Bond duration!

Hi all, Can anyone enlighten me on the following statement" when yield decreases, bonds with higher duration will benefit more". I was thinking: yield decreases==> bond price increases==> reinvestment risk increases==> delay the repayment as long as it could, better==> lower coupon is better==> lowest coupon benefit most==> highest duration bond benefits most But somehow it is not totally convincing to me. Is there any flaw ? Also, if understanding duration as how long it takes the price of the bond to be repaid, then lower coupon bond will have higher duration. but if understanding duration as the sensitivity of price to the change in yield, i am kinda puzzled in explaining the relation between coupon rate & duration… Would like to know ur thoughts. Thanks a bunch!

Easiest way to think about is simply the definition as the sensitivity to the price of the bond with respect to a change in yield (interest rates). If yield decreases, price increases…therefore, the more sensitive the bond is to that decrease in yield, the higher the price increase.
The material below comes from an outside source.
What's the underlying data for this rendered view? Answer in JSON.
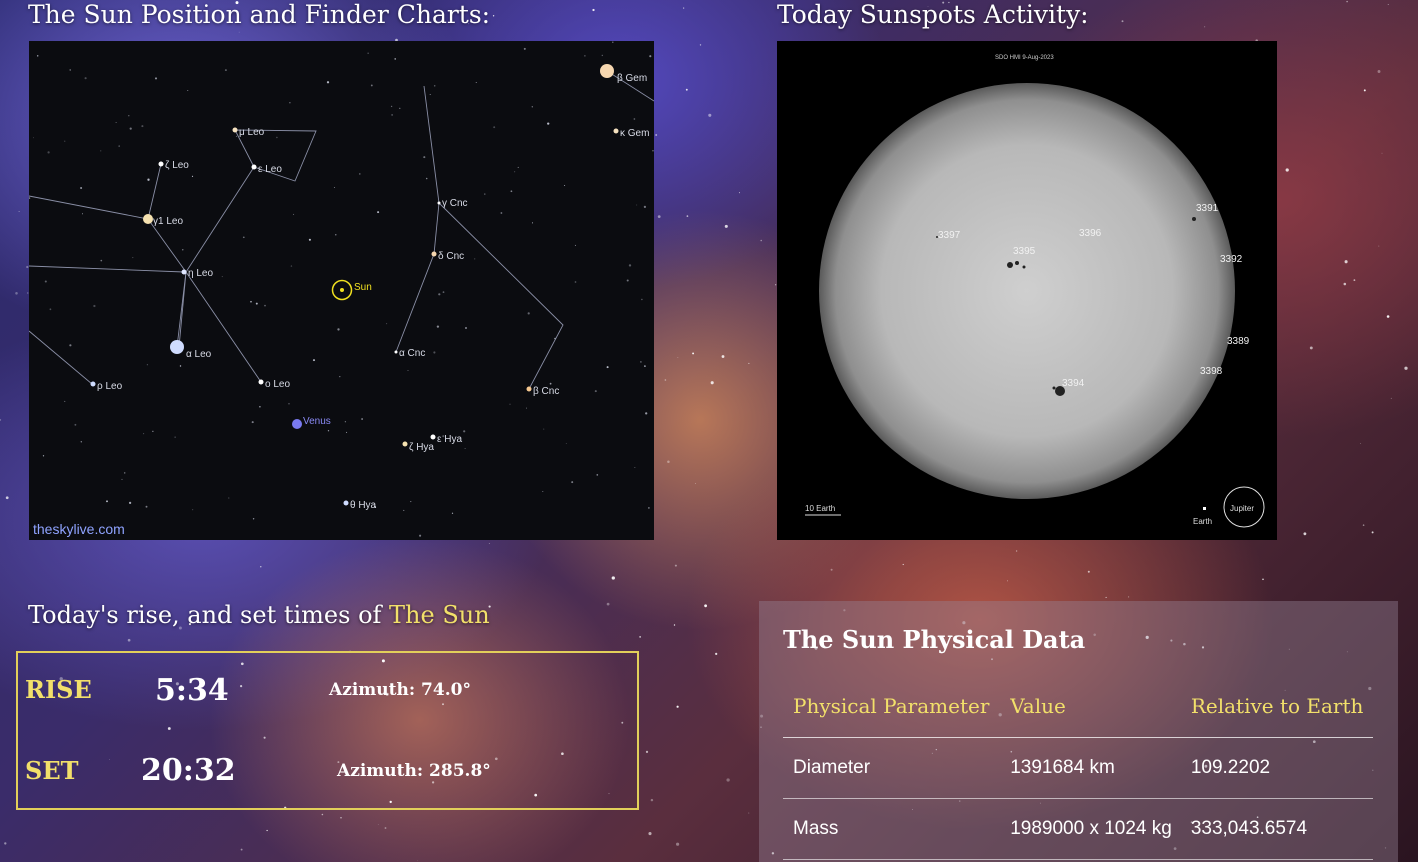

A bond benefits from a decreases in yield due to the increase in price, so the MORE sensitive it is to that change, the HIGHER the bond price will increase (and hence benefit) This question isn’t asking the relationship between coupon rate and duration, it’s asking the relationship between yield and duration… (yield being interest rate, NOT coupon rate) Hope this helps!

the duration measures how much the price of a bond will change with a 1% change in yield. -Duration*change in yield*100 = percent change in bond price. a duration of 5 means for a 1% change in yield, up or down, the bond value with approximately decrease (increase in yield) or increase (decrease in yield) by 5%. so you can see how a larger duration affects bond price, for the same change in yield, the larger duration bond will change by a greater percent. also duration underestimates price increases and magnifies price decreases without the convexity adjustment.

Higher duration bond: riskier bond, more sensitive to interest rate changes, its price changes more than that of a lower duration bond.